Advancing Uncertain Combinatorics through Graphization, Hyperization, and Uncertainization: Fuzzy, Neutrosophic, Soft, Rough, and Beyond (Second Volume)

The second volume of "Advancing Uncertain Combinatorics through Graphization, Hyperization, and Uncertainization" presents significant advancements in uncertain combinatorics through methodologies such as graphization and hyperization. It seamlessly integrates fuzzy, neutrosophic, soft, and rough set theories with combinatorics and graph theory to effectively model and manage uncertainties. This integration facilitates the exploration of novel structures, including hypergraphs and superhypergraphs, breaking new ground in both theoretical and practical applications across mathematical and real-world systems. The chapters span a diverse range of topics, beginning with an in-depth analysis of relationships among graph types such as fuzzy, neutrosophic, and plithogenic graphs, with a focus on their applications. The work also investigates advanced graph structures, including directed and bidirected superhypergraphs as well as soft and rough superhypergraphs, emphasizing their role in managing uncertainty.
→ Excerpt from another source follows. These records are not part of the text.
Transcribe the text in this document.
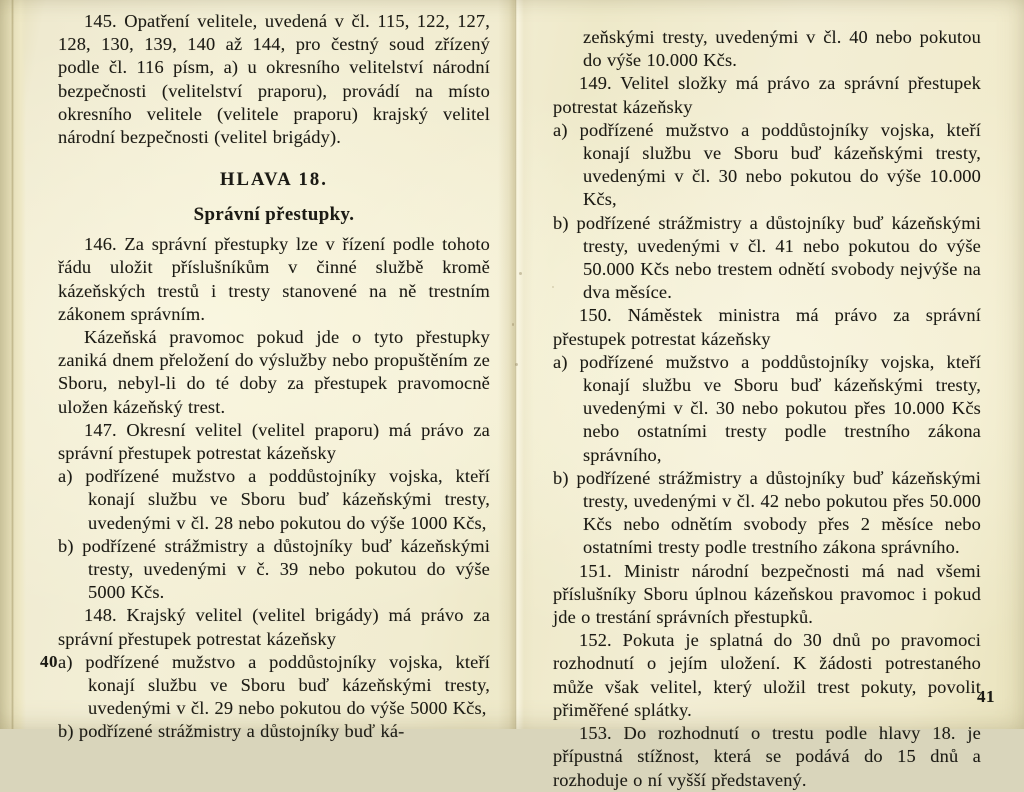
145. Opatření velitele, uvedená v čl. 115, 122, 127, 128, 130, 139, 140 až 144, pro čestný soud zřízený podle čl. 116 písm, a) u okresního velitelství národní bezpečnosti (velitelství praporu), provádí na místo okresního velitele (velitele praporu) krajský velitel národní bezpečnosti (velitel brigády).

HLAVA 18.
Správní přestupky.

146. Za správní přestupky lze v řízení podle tohoto řádu uložit příslušníkům v činné službě kromě kázeňských trestů i tresty stanovené na ně trestním zákonem správním.

Kázeňská pravomoc pokud jde o tyto přestupky zaniká dnem přeložení do výslužby nebo propuštěním ze Sboru, nebyl-li do té doby za přestupek pravomocně uložen kázeňský trest.

147. Okresní velitel (velitel praporu) má právo za správní přestupek potrestat kázeňsky

a) podřízené mužstvo a poddůstojníky vojska, kteří konají službu ve Sboru buď kázeňskými tresty, uvedenými v čl. 28 nebo pokutou do výše 1000 Kčs,

b) podřízené strážmistry a důstojníky buď kázeňskými tresty, uvedenými v č. 39 nebo pokutou do výše 5000 Kčs.

148. Krajský velitel (velitel brigády) má právo za správní přestupek potrestat kázeňsky

a) podřízené mužstvo a poddůstojníky vojska, kteří konají službu ve Sboru buď kázeňskými tresty, uvedenými v čl. 29 nebo pokutou do výše 5000 Kčs,

b) podřízené strážmistry a důstojníky buď ká-

40

zeňskými tresty, uvedenými v čl. 40 nebo pokutou do výše 10.000 Kčs.

149. Velitel složky má právo za správní přestupek potrestat kázeňsky

a) podřízené mužstvo a poddůstojníky vojska, kteří konají službu ve Sboru buď kázeňskými tresty, uvedenými v čl. 30 nebo pokutou do výše 10.000 Kčs,

b) podřízené strážmistry a důstojníky buď kázeňskými tresty, uvedenými v čl. 41 nebo pokutou do výše 50.000 Kčs nebo trestem odnětí svobody nejvýše na dva měsíce.

150. Náměstek ministra má právo za správní přestupek potrestat kázeňsky

a) podřízené mužstvo a poddůstojníky vojska, kteří konají službu ve Sboru buď kázeňskými tresty, uvedenými v čl. 30 nebo pokutou přes 10.000 Kčs nebo ostatními tresty podle trestního zákona správního,

b) podřízené strážmistry a důstojníky buď kázeňskými tresty, uvedenými v čl. 42 nebo pokutou přes 50.000 Kčs nebo odnětím svobody přes 2 měsíce nebo ostatními tresty podle trestního zákona správního.

151. Ministr národní bezpečnosti má nad všemi příslušníky Sboru úplnou kázeňskou pravomoc i pokud jde o trestání správních přestupků.

152. Pokuta je splatná do 30 dnů po pravomoci rozhodnutí o jejím uložení. K žádosti potrestaného může však velitel, který uložil trest pokuty, povolit přiměřené splátky.

153. Do rozhodnutí o trestu podle hlavy 18. je přípustná stížnost, která se podává do 15 dnů a rozhoduje o ní vyšší představený.

41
Computational challenges, such as partitioning and optimization in superhypergraphs, are addressed, with classical problems like the Traveling Salesman Problem adapted to this new context. Algorithmic approaches specific to Plithogenic Graphs are introduced, addressing complexity and validity. The volume further examines "bunch graphs," where nodes represent groups rather than individual entities, offering a robust model for collaboration and competition. Concepts like even-hole-free and planar graphs are extended to uncertain frameworks, exploring their relevance to uncertainty modeling. Additionally, new graph classes such as Turiyam Neutrosophic Soft Graphs and General Plithogenic Soft Graphs are introduced, tailored for handling uncertainty in diverse applications. The volume concludes with a comprehensive survey of trees, forests, and paths in fuzzy and neutrosophic contexts, providing valuable classifications and insights into graph structures under uncertainty. Overall, this work serves as a foundational framework for advancing uncertain combinatorics, setting the stage for future research and practical applications.